UPM Kymmene
La valorisation énergétique dans ses petits papiers
Cette usine de recyclage de papier a engagé, tant pour sa production que pour son fonctionnement, une démarche globale de valorisation énergétique. À la clé, une diminution des rejets, et des économies d’énergie.
Est-ce parce qu’elle produit du papier journal recyclé ? L’entreprise finlandaise UPM Kymmene, très consciente de l’impact environnemental de son activité dans un contexte pourtant très concurrentiel, a toujours eu un temps d’avance en matière d’environnement.
Dès 2001, avec le soutien de l’ADEME et dans le cadre d’un appel d’offres de la Commission de régulation de l’énergie lancé par le ministère de l’Industrie, elle a engagé pour son usine de Grand-Couronne, près de Rouen, une démarche globale « particulièrement exemplaire parce qu’elle intègre tous les aspects de la valorisation énergétique », indique Bernard Ameil, délégué général adjoint de la délégation régionale Haute-Normandie de l’ADEME. « En tant que partenaire, notre rôle a été d’accompagner les responsables du site dans leurs décisions et de les conseiller pour obtenir les financements nécessaires, auprès de la région notamment », poursuit-il. Le site de Grand-Couronne produit 340 000 tonnes de papier recyclé à partir de 470 000 tonnes de vieux journaux et magazines, issues de collectes sélectives dans des communes situées dans un rayon de 600 km (Haute-Normandie et région parisienne). UPM Kymmene y a implanté une nouvelle installation de cogénération, grâce à une chaudière de 85 MW utilisant la biomasse pour une production de 20 MW d’électricité. Son principe : les 170 000 tonnes de boues de désencrage produites par la transformation du papier sont incinérées dans une chaudière dont la vapeur assure la quasi-totalité des besoins en électricité et chaleur du site. Elles sont utilisées en mélange avec 170 000 tonnes de déchets de bois provenant à 60 % de palettes broyées, à 30 % de refus des plateformes de compostage de déchets verts et à 10 % de rémanents de forêts, c’est-à-dire de restes de branches ou de troncs mal conformés abandonnés par les exploitants. C’est un élément fort pour le développement et la structuration des approvisionnements biomasse en Normandie.
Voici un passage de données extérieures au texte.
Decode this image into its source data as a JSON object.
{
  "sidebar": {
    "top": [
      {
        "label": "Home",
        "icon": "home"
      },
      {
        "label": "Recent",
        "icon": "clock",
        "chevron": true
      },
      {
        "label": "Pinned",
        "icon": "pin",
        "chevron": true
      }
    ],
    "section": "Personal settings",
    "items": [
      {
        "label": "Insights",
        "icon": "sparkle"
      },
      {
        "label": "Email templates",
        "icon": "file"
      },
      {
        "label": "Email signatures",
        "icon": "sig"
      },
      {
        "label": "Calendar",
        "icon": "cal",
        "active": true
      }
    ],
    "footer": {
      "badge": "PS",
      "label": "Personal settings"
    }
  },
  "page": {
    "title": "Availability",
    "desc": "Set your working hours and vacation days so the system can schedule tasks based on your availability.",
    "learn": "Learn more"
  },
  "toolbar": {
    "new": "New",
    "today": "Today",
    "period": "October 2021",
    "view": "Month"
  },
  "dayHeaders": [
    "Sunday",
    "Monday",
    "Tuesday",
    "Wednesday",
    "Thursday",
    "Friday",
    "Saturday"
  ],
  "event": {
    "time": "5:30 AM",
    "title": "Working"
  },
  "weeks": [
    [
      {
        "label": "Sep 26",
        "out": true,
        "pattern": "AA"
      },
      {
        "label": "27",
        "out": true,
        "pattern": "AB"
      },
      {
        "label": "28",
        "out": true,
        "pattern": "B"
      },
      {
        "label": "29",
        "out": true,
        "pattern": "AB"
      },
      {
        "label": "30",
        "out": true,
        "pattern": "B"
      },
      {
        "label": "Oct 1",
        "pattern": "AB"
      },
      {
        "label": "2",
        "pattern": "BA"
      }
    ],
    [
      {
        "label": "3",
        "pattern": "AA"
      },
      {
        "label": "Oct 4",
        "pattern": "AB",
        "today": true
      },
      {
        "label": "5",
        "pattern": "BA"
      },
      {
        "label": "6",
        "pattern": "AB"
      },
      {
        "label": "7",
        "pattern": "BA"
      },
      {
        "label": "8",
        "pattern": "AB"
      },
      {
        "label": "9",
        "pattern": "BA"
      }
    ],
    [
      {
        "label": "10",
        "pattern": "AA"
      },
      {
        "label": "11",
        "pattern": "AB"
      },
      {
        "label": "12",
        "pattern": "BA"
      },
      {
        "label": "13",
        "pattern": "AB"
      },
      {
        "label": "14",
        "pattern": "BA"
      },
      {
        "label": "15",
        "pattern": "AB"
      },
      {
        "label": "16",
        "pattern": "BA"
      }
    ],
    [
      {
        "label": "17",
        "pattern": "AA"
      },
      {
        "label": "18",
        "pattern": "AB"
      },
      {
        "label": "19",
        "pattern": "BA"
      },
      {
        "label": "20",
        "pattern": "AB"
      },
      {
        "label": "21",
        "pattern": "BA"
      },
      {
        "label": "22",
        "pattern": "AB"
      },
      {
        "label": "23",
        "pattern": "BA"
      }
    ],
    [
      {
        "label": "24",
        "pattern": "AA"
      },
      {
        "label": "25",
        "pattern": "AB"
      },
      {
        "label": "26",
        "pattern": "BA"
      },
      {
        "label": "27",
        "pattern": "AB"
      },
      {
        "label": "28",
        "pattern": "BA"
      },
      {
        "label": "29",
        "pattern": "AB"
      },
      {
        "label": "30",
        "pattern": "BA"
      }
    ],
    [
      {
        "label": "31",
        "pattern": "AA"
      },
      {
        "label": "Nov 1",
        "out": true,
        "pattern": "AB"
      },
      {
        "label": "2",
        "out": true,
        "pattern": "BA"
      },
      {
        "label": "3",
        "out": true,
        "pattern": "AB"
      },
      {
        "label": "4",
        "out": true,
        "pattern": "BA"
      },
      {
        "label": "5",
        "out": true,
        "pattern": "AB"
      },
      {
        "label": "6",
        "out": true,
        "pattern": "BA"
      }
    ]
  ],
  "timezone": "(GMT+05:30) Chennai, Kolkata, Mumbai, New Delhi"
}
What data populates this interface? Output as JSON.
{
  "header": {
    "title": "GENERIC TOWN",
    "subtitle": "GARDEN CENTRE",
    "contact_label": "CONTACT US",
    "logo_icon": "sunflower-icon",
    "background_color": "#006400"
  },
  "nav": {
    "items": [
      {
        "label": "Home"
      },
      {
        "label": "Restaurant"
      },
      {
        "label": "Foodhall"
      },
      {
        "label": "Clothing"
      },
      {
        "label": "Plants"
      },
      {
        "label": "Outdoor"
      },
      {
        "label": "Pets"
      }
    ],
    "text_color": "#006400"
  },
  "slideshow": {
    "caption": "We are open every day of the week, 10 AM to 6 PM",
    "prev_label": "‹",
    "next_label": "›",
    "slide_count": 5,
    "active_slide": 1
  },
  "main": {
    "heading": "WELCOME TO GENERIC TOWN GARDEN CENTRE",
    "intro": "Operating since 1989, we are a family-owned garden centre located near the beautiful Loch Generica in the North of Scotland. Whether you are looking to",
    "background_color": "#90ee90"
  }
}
Valorisation des sous-produits de fabrication et de recyclage
« Cette opération permet de traiter des flux importants de déchets avec un haut niveau de valorisation », précise Bernard Ameil. « Du point de vue de l’environnement, les améliorations sont très sensibles. Notre installation a fait baisser considérablement les émissions de CO2, puisque les énergies fossiles ont été remplacées par la biomasse. Elle a également contribué à diminuer les rejets atmosphériques et notamment les poussières », indique Philippe Carrière, le directeur technique du site. Quant aux cendres issues de la combustion des boues et bois (environ 60 000 tonnes annuelles), après des études préalables pour vérifier leur conformité aux normes et leur caractéristique mécanique, elles ont également été intégrées dans le cycle de la valorisation.
« Elles servent notamment à la fabrication des remblais routiers, mais aussi en cimenterie, pour le bâtiment par exemple », poursuit Philippe Carrière. Le bilan est positif. Car, outre l’impact sur l’environnement, les économies liées à la baisse des achats de gaz ont été significatives.